Press Release
RAY ATKINS
Rhythm of the Seasons
New Paintings
7 September - 6 October 2001
CV | Album

Born in 1937, Atkins' studied at Bromley College of Art during the late 50's and then at the Slade where he began to develop a visual language derived from working on a large scale from direct observation. Moving to Cornwall in 1974 he continued to evolve his unique and extraordinary method of painting by erecting structures in the landscape to hold the large boards in place. Left out in the landscape, often for weeks on end and in the most extreme conditions of weather, the outcome of his battles with the elements are paintings that vibrate with an energetic touch and a true feeling for the experience of the natural world.

Brea and KosovoWith a keen awareness of the rhythm of the seasons and a belief in the power of the artist to reveal the beauty and emotional power of a landscape scarred by human activity, his sites include the slopes of Carn Marth outside Redruth, Cornwall's last working tin mine at South Crofty, the china clay pits around St Austell and a new site, Littlejohns Pit, the highest point on Bodmin Moor, which he describes as …"spectacular, yet disturbing in its vastness with so many points of activity which are always changing,… The shifting light, the changing form, the bursts of activity in unexpected places with no likelihood of ever discovering any focal points. I began to see a painting with endless churning rhythms, sometimes petering out to nothing, other times making surprise forays and unexpected links - the vast pointlessness of life, yet also a magic beauty."

Also included in the exhibition are the paintings made on the site of the disused Wheal Jane Mine near Truro that finally closed in 1998. Made over a period of eighteen-months the paintings record his response to the mine for the Broken Ground project. A project that brought together Peter Redgrove's poetry, the music of composer Paul Hancock and the paintings of Ray Atkins' in a four day celebration about the mine's derelict and haunting evocation of Cornwall's industrial history which was held at the mine during Easter 2001.
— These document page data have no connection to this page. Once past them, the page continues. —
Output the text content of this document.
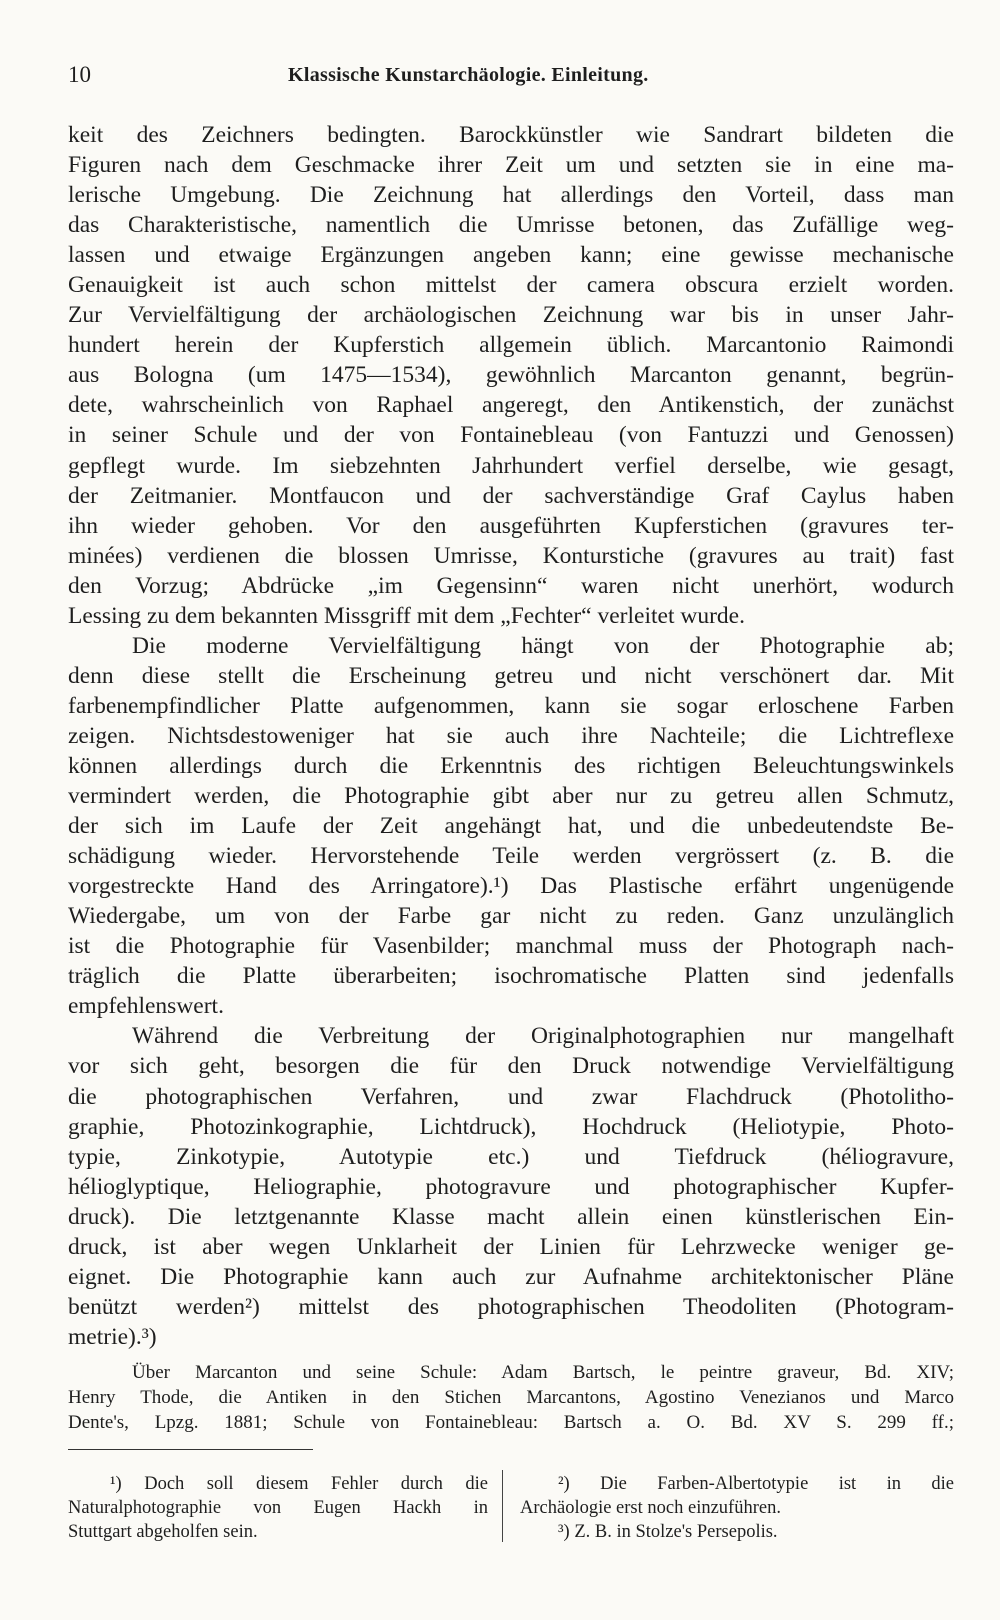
10	Klassische Kunstarchäologie. Einleitung.
keit des Zeichners bedingten. Barockkünstler wie Sandrart bildeten die
Figuren nach dem Geschmacke ihrer Zeit um und setzten sie in eine ma-
lerische Umgebung. Die Zeichnung hat allerdings den Vorteil, dass man
das Charakteristische, namentlich die Umrisse betonen, das Zufällige weg-
lassen und etwaige Ergänzungen angeben kann; eine gewisse mechanische
Genauigkeit ist auch schon mittelst der camera obscura erzielt worden.
Zur Vervielfältigung der archäologischen Zeichnung war bis in unser Jahr-
hundert herein der Kupferstich allgemein üblich. Marcantonio Raimondi
aus Bologna (um 1475—1534), gewöhnlich Marcanton genannt, begrün-
dete, wahrscheinlich von Raphael angeregt, den Antikenstich, der zunächst
in seiner Schule und der von Fontainebleau (von Fantuzzi und Genossen)
gepflegt wurde. Im siebzehnten Jahrhundert verfiel derselbe, wie gesagt,
der Zeitmanier. Montfaucon und der sachverständige Graf Caylus haben
ihn wieder gehoben. Vor den ausgeführten Kupferstichen (gravures ter-
minées) verdienen die blossen Umrisse, Konturstiche (gravures au trait) fast
den Vorzug; Abdrücke „im Gegensinn“ waren nicht unerhört, wodurch
Lessing zu dem bekannten Missgriff mit dem „Fechter“ verleitet wurde.
Die moderne Vervielfältigung hängt von der Photographie ab;
denn diese stellt die Erscheinung getreu und nicht verschönert dar. Mit
farbenempfindlicher Platte aufgenommen, kann sie sogar erloschene Farben
zeigen. Nichtsdestoweniger hat sie auch ihre Nachteile; die Lichtreflexe
können allerdings durch die Erkenntnis des richtigen Beleuchtungswinkels
vermindert werden, die Photographie gibt aber nur zu getreu allen Schmutz,
der sich im Laufe der Zeit angehängt hat, und die unbedeutendste Be-
schädigung wieder. Hervorstehende Teile werden vergrössert (z. B. die
vorgestreckte Hand des Arringatore).¹) Das Plastische erfährt ungenügende
Wiedergabe, um von der Farbe gar nicht zu reden. Ganz unzulänglich
ist die Photographie für Vasenbilder; manchmal muss der Photograph nach-
träglich die Platte überarbeiten; isochromatische Platten sind jedenfalls
empfehlenswert.
Während die Verbreitung der Originalphotographien nur mangelhaft
vor sich geht, besorgen die für den Druck notwendige Vervielfältigung
die photographischen Verfahren, und zwar Flachdruck (Photolitho-
graphie, Photozinkographie, Lichtdruck), Hochdruck (Heliotypie, Photo-
typie, Zinkotypie, Autotypie etc.) und Tiefdruck (héliogravure,
hélioglyptique, Heliographie, photogravure und photographischer Kupfer-
druck). Die letztgenannte Klasse macht allein einen künstlerischen Ein-
druck, ist aber wegen Unklarheit der Linien für Lehrzwecke weniger ge-
eignet. Die Photographie kann auch zur Aufnahme architektonischer Pläne
benützt werden²) mittelst des photographischen Theodoliten (Photogram-
metrie).³)
Über Marcanton und seine Schule: Adam Bartsch, le peintre graveur, Bd. XIV;
Henry Thode, die Antiken in den Stichen Marcantons, Agostino Venezianos und Marco
Dente's, Lpzg. 1881; Schule von Fontainebleau: Bartsch a. O. Bd. XV S. 299 ff.;
¹) Doch soll diesem Fehler durch die
Naturalphotographie von Eugen Hackh in
Stuttgart abgeholfen sein.
²) Die Farben-Albertotypie ist in die
Archäologie erst noch einzuführen.
³) Z. B. in Stolze's Persepolis.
Throughout his career Atkins' work has been included in prestigious public exhibitions including a solo-exhibition at the Whitechapel Gallery in 1974. He has shown regularly in London with Art Space Gallery since 1989, he was honoured with a major retrospective exhibition at the Royal West of England Academy in 1996 and had solo exhibitions in key public galleries in England and Ireland. His work is held in the permanent collections of the Arts Council, British Council and the British Museum and is included in many prestigious private collections in the UK, Germany and USA.